Em Moscovo, Nicole e André são recebidos pela filha deste último, uma jovem desembaraçada e pragmática. É Verão, o cheiro das bétulas invade o ar e após ultrapassarem a barreira da burocracia, horas de espera e a natural desconfiança em relação a estrangeiros, Macha, filha do primeiro casamento de André, serve-lhes de guia. Nicole tem uma excelente relação com a enteada e André, que não acompanhou o crescimento da filha, vê nela o ideal feminino “socialista” que sempre o seduziu: uma mulher sem constrangimentos, senhora da sua vida e das suas opiniões, directa e franca, de certa forma o oposto das mulheres ocidentais (francesas) enredadas, ainda, em preconceitos e fraquezas. André está decidido a aproveitar ao máximo a estada num país que ainda representa, para ele, um ideal social, político e sentimental. Quer descobrir o que mudou desde a última visita em 1963 e, se possível, recuperar um vigor perdido em Paris, onde continua a ser uma personagem de referência — sucedem-se os colóquios, as conferências, os encontros e as reuniões e discussões com amigos — mas onde lhe falta já o entusiasmo que marcara, desde sempre, a sua existência. Quanto a Nicole — a autora vai alternando as perspectivas de um para o outro membro do casal, ao longo de 24 curtos capítulos, distribuídos equitativamente — só deseja estar a sós com André, longe dos afazeres e da rotina caseira, e recuperar a intimidade e a intensidade da longa relação.

No entanto, entre Nicole e André, o desencontro — o “mal-entendido” do título — é quase total. André comporta-se como um adolescente — bebe de mais, quer estar sempre em movimento, prefere a companhia da filha, resolve aprender russo e passa horas a tentar decifrar o Pravda — e Nicole acha-se feia e desajeitada, as roupas servem-lhe mal, o ruído nos restaurantes e o silêncio das ruas são incomodativos, os lugares que visitam não lhe transmitem o deslumbramento que sentiu quando os viu pela primeira vez, as torneiras não deitam água, o trânsito é demasiado lento, o turismo é ainda uma miragem, são precisos vistos para se deslocarem, tudo a aborrece e enche de tédio. Habilmente, Simone de Beauvoir constrói uma permanente batalha conjugal surda entre Nicole e André, com alusões aos mal-entendidos, às discrepâncias de sensações, às fantasias e conclusões que se acumulam à medida que os dias passam. A estranheza dos lugares, as experiências vividas de forma diferente por cada um deles — guiados pela inefável Macha, elemento indispensável nos eternos triângulos criados pela dupla Sartre/Beauvoir — criam um fosso cada vez mais amplo, mais vertiginoso. Nessa separação involuntária, nessa espécie de “terra-de-ninguém”, numa Rússia sonhada e idealizada, a visão um do outro, agudizada pela ausência de referências e rotinas habituais, torna-se cada vez mais nítida e, obviamente, conflituosa e dolorosa.

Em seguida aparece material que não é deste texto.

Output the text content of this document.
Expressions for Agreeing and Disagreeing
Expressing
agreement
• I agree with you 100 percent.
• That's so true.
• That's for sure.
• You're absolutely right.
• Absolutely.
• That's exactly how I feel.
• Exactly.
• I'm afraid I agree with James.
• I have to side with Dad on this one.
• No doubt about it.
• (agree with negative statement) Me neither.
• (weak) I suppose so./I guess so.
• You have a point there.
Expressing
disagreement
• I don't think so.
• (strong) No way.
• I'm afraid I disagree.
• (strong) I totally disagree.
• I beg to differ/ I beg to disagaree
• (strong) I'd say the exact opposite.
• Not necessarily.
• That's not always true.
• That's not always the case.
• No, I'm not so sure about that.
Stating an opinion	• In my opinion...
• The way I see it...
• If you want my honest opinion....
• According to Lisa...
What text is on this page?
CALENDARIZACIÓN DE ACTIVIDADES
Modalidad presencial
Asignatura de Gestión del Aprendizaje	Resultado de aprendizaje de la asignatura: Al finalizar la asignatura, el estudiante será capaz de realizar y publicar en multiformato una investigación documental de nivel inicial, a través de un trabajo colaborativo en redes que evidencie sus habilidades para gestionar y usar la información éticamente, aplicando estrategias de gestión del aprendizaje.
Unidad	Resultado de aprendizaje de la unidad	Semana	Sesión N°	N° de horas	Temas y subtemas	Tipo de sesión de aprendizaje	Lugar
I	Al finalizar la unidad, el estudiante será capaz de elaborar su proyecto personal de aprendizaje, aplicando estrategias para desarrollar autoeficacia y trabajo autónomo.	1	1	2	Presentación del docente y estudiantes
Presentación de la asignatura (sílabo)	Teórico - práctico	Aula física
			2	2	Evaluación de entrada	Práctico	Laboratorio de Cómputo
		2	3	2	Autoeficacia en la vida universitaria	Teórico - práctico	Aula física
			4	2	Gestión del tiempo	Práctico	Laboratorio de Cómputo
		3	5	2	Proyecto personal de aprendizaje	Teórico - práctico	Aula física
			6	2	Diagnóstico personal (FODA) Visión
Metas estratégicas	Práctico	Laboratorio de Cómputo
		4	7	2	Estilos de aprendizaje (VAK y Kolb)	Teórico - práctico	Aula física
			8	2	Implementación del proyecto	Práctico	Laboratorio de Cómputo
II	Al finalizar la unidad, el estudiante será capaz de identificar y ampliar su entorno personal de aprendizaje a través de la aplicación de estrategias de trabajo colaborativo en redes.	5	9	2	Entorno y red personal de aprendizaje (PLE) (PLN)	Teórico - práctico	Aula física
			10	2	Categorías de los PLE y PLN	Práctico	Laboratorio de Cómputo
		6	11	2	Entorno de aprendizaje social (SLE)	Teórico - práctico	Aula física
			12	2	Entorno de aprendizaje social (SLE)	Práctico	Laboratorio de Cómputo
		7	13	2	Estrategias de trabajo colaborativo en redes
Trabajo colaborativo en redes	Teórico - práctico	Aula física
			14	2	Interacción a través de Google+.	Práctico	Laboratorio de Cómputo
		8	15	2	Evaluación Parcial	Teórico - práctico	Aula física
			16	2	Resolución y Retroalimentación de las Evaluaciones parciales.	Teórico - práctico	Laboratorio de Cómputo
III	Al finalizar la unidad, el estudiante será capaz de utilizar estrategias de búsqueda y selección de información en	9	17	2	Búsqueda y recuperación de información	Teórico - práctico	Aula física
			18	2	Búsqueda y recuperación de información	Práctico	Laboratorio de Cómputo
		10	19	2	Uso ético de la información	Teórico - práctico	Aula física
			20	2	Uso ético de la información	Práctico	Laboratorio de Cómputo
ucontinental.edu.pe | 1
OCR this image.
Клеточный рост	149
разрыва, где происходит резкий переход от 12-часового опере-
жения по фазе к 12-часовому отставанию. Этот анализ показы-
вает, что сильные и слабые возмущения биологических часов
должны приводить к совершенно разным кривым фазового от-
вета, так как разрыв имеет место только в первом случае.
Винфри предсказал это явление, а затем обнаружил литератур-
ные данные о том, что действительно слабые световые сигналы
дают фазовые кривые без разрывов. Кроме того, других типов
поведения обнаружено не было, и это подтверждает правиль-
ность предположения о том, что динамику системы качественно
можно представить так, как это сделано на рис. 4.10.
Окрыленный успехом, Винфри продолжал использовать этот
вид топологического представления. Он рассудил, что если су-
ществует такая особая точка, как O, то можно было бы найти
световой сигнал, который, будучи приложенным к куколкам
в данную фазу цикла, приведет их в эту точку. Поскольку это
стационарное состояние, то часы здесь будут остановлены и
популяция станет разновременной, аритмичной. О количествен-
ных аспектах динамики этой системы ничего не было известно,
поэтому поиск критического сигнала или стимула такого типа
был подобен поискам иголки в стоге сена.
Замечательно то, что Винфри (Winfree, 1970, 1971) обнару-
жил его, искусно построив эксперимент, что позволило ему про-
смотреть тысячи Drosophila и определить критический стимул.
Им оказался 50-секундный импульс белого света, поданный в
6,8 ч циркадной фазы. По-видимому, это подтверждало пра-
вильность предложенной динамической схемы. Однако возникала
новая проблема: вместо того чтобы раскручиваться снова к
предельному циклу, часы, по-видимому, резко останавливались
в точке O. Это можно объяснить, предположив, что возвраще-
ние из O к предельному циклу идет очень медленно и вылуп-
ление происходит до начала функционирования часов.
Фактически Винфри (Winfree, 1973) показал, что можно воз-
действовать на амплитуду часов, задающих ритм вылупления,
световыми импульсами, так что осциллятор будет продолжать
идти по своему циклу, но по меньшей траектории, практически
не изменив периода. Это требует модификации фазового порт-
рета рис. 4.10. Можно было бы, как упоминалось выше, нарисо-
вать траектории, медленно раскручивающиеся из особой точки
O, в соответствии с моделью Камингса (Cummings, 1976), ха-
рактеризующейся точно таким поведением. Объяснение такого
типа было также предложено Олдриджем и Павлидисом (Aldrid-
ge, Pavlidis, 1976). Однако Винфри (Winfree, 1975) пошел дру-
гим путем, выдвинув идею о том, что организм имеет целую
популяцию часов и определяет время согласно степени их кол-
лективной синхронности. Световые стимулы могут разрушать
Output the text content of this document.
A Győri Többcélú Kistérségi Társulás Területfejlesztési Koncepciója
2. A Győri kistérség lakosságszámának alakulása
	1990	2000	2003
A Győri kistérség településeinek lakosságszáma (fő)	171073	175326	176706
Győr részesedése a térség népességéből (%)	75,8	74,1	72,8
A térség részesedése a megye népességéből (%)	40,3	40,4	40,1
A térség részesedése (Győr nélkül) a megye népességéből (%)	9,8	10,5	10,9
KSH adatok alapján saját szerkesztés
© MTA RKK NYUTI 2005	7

É desta forma subtil que de Beauvoir chega ao fundo das questões que sempre abordou e discutiu: a crise existencial em toda a sua dureza, a incompreensão entre amantes, e, muito especialmente, a velhice, o passar do tempo e o desapontamento, tanto em relação ao corpo que os trai (Nicole sente-se demasiado cansada, ao deambular pelas infindáveis avenidas moscovitas, e André não passa sem a bebida), como ao enfado dos sentimentos. O desencanto do relacionamento físico e intelectual equipara-se à desilusão com os resultados práticos de uma ideologia, por eles defendida na juventude e na maturidade, que os formara, que fizera deles o que são e que se está a desvanecer — como eles próprios, como a própria História. A crise conjugal que os empurra para esta viagem obriga-os a enfrentar os desmandos ideológicos e a desagregação de uma política que prometera um futuro radioso de felicidade, liberdade e igualdade. Tal como acontece com os amantes, as sociedades têm dificuldades em estar à altura das utopias.